22. September 2011 15:42
The ABPI has warned a complete switch from the current Pharmaceutical Price Regulation Scheme (PPRS) to a value-based pricing (VBP) approach may not halt a lack of UK innovation.
Britain’s pharmaceutical trade body is instead proposing the introduction of various aspects of VBP into the current system in favour of a complete overhaul.
Stephen Whitehead, Chief Executive, ABPI, said in an interview with The Telegraph that VBP “doesn't actually seem to do anything to encourage innovation”.
Governments in Spain, Greece, Italy and most recently Germany have introduced similar schemes in an attempt to save money with drugs priced according to their benefits to patients.
The existing PPRS ends in 2014 with the Coalition Government proposing a switch to VBP. The existing scheme regulates profits pharma companies can generate but does not decide individual prices.
Mr Whitehead welcomes the introduction of certain aspect of the new scheme, such as the societal benefits a new product may have, but believes an integrated approach would be more beneficial.

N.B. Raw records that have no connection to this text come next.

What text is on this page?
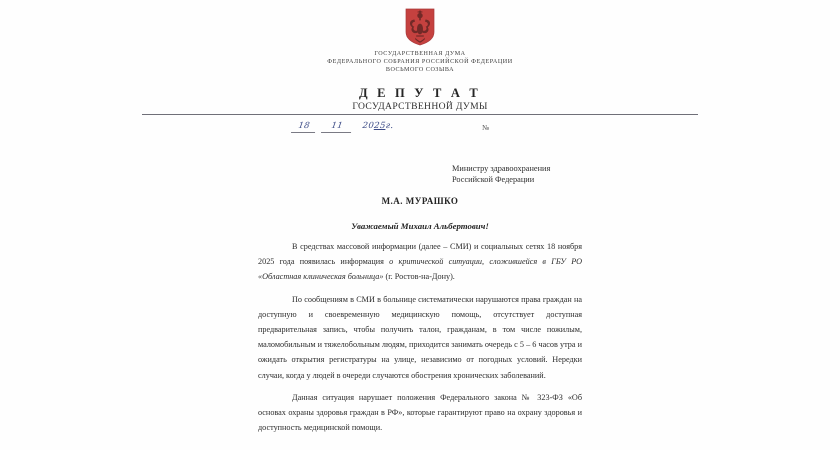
ГОСУДАРСТВЕННАЯ ДУМА
ФЕДЕРАЛЬНОГО СОБРАНИЯ РОССИЙСКОЙ ФЕДЕРАЦИИ
ВОСЬМОГО СОЗЫВА
Д Е П У Т А Т
ГОСУДАРСТВЕННОЙ ДУМЫ
18	11	2025г.	№
Министру здравоохранения
Российской Федерации
М.А. МУРАШКО
Уважаемый Михаил Альбертович!

В средствах массовой информации (далее – СМИ) и социальных сетях 18 ноября 2025 года появилась информация о критической ситуации, сложившейся в ГБУ РО «Областная клиническая больница» (г. Ростов-на-Дону).

По сообщениям в СМИ в больнице систематически нарушаются права граждан на доступную и своевременную медицинскую помощь, отсутствует доступная предварительная запись, чтобы получить талон, гражданам, в том числе пожилым, маломобильным и тяжелобольным людям, приходится занимать очередь с 5 – 6 часов утра и ожидать открытия регистратуры на улице, независимо от погодных условий. Нередки случаи, когда у людей в очереди случаются обострения хронических заболеваний.

Данная ситуация нарушает положения Федерального закона № 323-ФЗ «Об основах охраны здоровья граждан в РФ», которые гарантируют право на охрану здоровья и доступность медицинской помощи.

“We would like there to be a single holistic scheme that is low on bureaucracy, efficient, patient-focused and reflects an element of freedom of pricing which we have with the PPRS because it’s profit controlled,” he said.
A spokesperson for the DH defended the planned introduction of VPB saying: “We need a much closer link between the price the NHS pays and the value that a new medicine deliver.”
Eli Lilly CEO John Lechleiter recently campaigned to the German government that a switch to VBP there would ultimately discourage investment and innovation from the pharmaceutical industry.